6. Indemnification. (a) You agree to defend, indemnify and hold harmless REWS, its affiliates, and each of their managers, members, officers, employees, agents and attorneys from and against any claim, loss, liability, cost or damage, including attorneys fees, arising from your breach of this Agreement; (b) REWS agrees to indemnify and hold harmless you from and against any claim of infringement of a patent, copyright or any other intellectual property right in effect on or before the effective date of this Agreement based upon use of the Licensed Product which is not related to your breach of this Agreement, provided that you provide REWS with prompt notice of and the opportunity to defend any such demand or claim and you cooperates in the defense thereof. REWS will have the right to defend and settle any such demand or claim, and, at REWS' sole option, provide you (i) a paid up right to use; or (ii) substitute a functionally equivalent Licensed Product. You have no right to receive any further damages from EA. This section 6 shall survive the termination of the Agreement.
7. Support. REWS shall not be responsible to you for any technical support, maintenance or updates of the Licensed Product.
8. Businesses and Organizations. In the event that you are a business or an organization, you agree to be fully responsible and liable for the acts and omissions of all employees and agents with respect to the Licensed Product, and you further agree to be responsible and liable for any breach of this Agreement by any employee or agent. You further agree that, upon request from REWS or its authorized representative, you will within 30 days fully document and certify that use of any and all Licensed Product at the time of the request is in conformity with your valid licenses from EA.
9. Export Restrictions. You acknowledge that the Licensed Product is of U.S. origin and distribution of the Licensed Product is subject to export control laws of the United States of America. You agree that you will not export or distribute (or cause any exportation or distributions) the Licensed Product, directly or indirectly, to any restricted export country.
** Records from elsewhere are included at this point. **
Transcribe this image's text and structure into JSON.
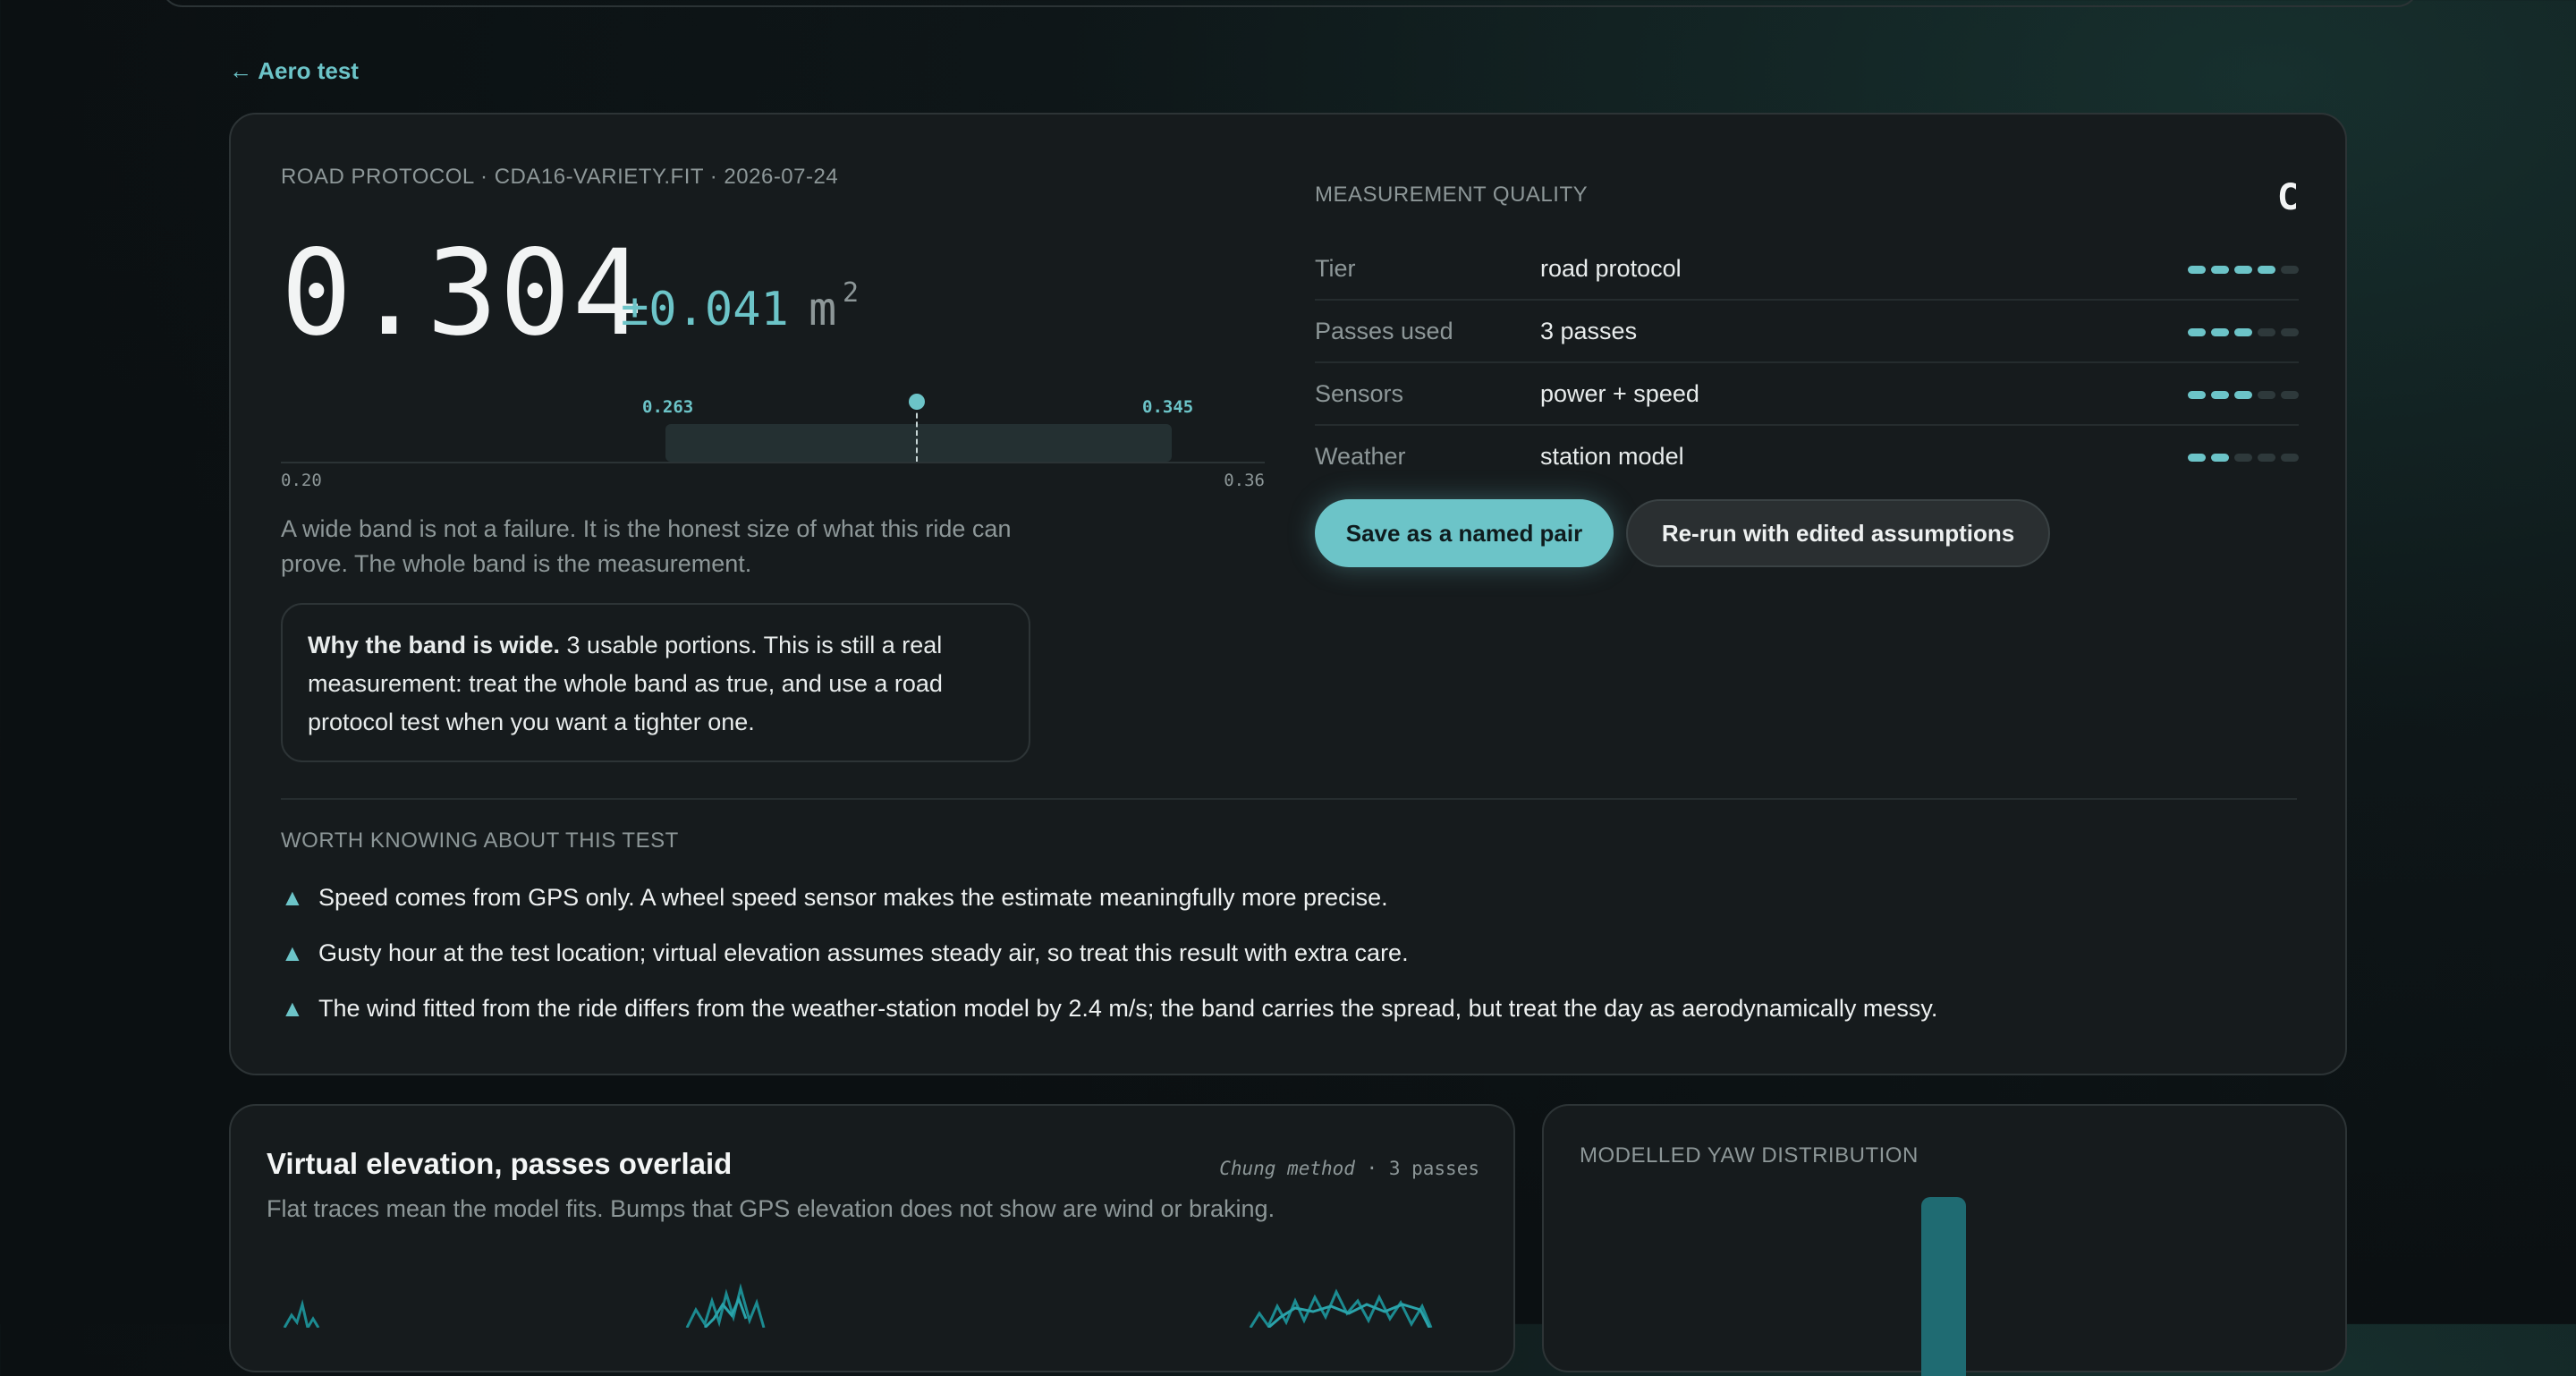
{
  "nav": {
    "back_label": "← Aero test"
  },
  "result": {
    "meta": "ROAD PROTOCOL · CDA16-VARIETY.FIT · 2026-07-24",
    "value": "0.304",
    "uncertainty": "±0.041",
    "unit": "m",
    "unit_exp": "2",
    "band_low": "0.263",
    "band_high": "0.345",
    "axis_min": "0.20",
    "axis_max": "0.36",
    "note": "A wide band is not a failure. It is the honest size of what this ride can prove. The whole band is the measurement.",
    "why_title": "Why the band is wide.",
    "why_text": " 3 usable portions. This is still a real measurement: treat the whole band as true, and use a road protocol test when you want a tighter one."
  },
  "quality": {
    "title": "MEASUREMENT QUALITY",
    "grade": "C",
    "rows": [
      {
        "label": "Tier",
        "value": "road protocol",
        "level": 4
      },
      {
        "label": "Passes used",
        "value": "3 passes",
        "level": 3
      },
      {
        "label": "Sensors",
        "value": "power + speed",
        "level": 3
      },
      {
        "label": "Weather",
        "value": "station model",
        "level": 2
      }
    ],
    "max_level": 5
  },
  "actions": {
    "save_label": "Save as a named pair",
    "rerun_label": "Re-run with edited assumptions"
  },
  "notes": {
    "title": "WORTH KNOWING ABOUT THIS TEST",
    "items": [
      "Speed comes from GPS only. A wheel speed sensor makes the estimate meaningfully more precise.",
      "Gusty hour at the test location; virtual elevation assumes steady air, so treat this result with extra care.",
      "The wind fitted from the ride differs from the weather-station model by 2.4 m/s; the band carries the spread, but treat the day as aerodynamically messy."
    ]
  },
  "ve_card": {
    "title": "Virtual elevation, passes overlaid",
    "subtitle": "Flat traces mean the model fits. Bumps that GPS elevation does not show are wind or braking.",
    "method": "Chung method",
    "passes": "3 passes"
  },
  "yaw_card": {
    "title": "MODELLED YAW DISTRIBUTION"
  },
  "colors": {
    "accent": "#6cc4c8",
    "background": "#0e1618",
    "card": "#161b1d"
  }
}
You assume all responsibility for export law compliance.
10. Additional Terms. You acknowledge that any breach of this Agreement will cause irreparable damage to REWS and, upon breach of any provision of this Agreement, REWS shall be entitled to injunctive relief, specific performance or other equitable relief; provided, however, that the foregoing remedies shall in no way limit any other remedies that REWS may have (including, without limitation, the right to seek monetary damages).
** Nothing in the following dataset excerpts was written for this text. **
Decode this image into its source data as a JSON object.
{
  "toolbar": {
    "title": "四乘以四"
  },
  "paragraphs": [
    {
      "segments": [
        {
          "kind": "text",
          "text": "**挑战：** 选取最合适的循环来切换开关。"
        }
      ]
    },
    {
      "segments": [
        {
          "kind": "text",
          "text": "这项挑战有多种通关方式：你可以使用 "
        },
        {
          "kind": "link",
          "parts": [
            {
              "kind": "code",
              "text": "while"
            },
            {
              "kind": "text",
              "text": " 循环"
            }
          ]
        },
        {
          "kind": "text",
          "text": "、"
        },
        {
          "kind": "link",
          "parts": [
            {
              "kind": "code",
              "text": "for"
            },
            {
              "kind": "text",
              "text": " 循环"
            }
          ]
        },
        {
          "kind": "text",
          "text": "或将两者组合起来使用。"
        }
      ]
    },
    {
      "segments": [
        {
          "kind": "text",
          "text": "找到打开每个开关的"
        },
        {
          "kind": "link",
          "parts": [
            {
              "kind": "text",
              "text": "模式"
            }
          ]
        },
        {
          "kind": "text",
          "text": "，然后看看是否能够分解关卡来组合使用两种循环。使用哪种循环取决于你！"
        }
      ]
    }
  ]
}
The failure of any party to insist, in any one or more instances, upon the performance of any term of this Agreement shall not be construed as a waiver or relinquishment of such party’s right to such performance or to future performance of such term. If any of the provisions or portions thereof of this Agreement are found to be invalid by any court of competent jurisdiction, such provision(s) shall not affect the remaining provisions of this Agreement, which shall remain in full force and effect. This Agreement shall be governed by the laws of the state of Arizona and you expressly submit to jurisdiction of all disputes and actions in Arizona (without giving effect to principles of conflict of laws).
You acknowledge that any breach of this Agreement will cause irreparable damage to REWS and, upon breach of any provision of this Agreement, REWS shall be entitled to injunctive relief, specific performance or other equitable relief; provided, however, that the foregoing remedies shall in no way limit any other remedies that REWS may have (including, without limitation, the right to seek monetary damages).
YOU ACKNOWLEDGE THAT YOU HAVE READ THIS AGREEMENT, UNDERSTAND THIS AGREEMENT AND AGREE TO BE BOUND BY THE AGREEMENT’S TERMS AND CONDITIONS. FURTHER, YOU AGREE THAT THIS AGREEMENT CONSTITUTES THE ENTIRE AGREEMENT BETWEEN THE PARTIES WITH RESPECT TO THE SUBJECT MATTER; ALL PROPOSALS, REPRESENTATIONS, STATEMENTS, NEGOTIATIONS AND PRIOR AGREEMENTS, ORAL OR WRITTEN, AND ALL OTHER COMMUNICATIONS BETWEEN THE PARTIES RELATING TO THE MATTER OF THIS AGREEMENT ARE SUPERSEDED BY THIS AGREEMENT. PLEASE RETAIN A COPY OF THIS DOCUMENT FOR YOUR RECORDS.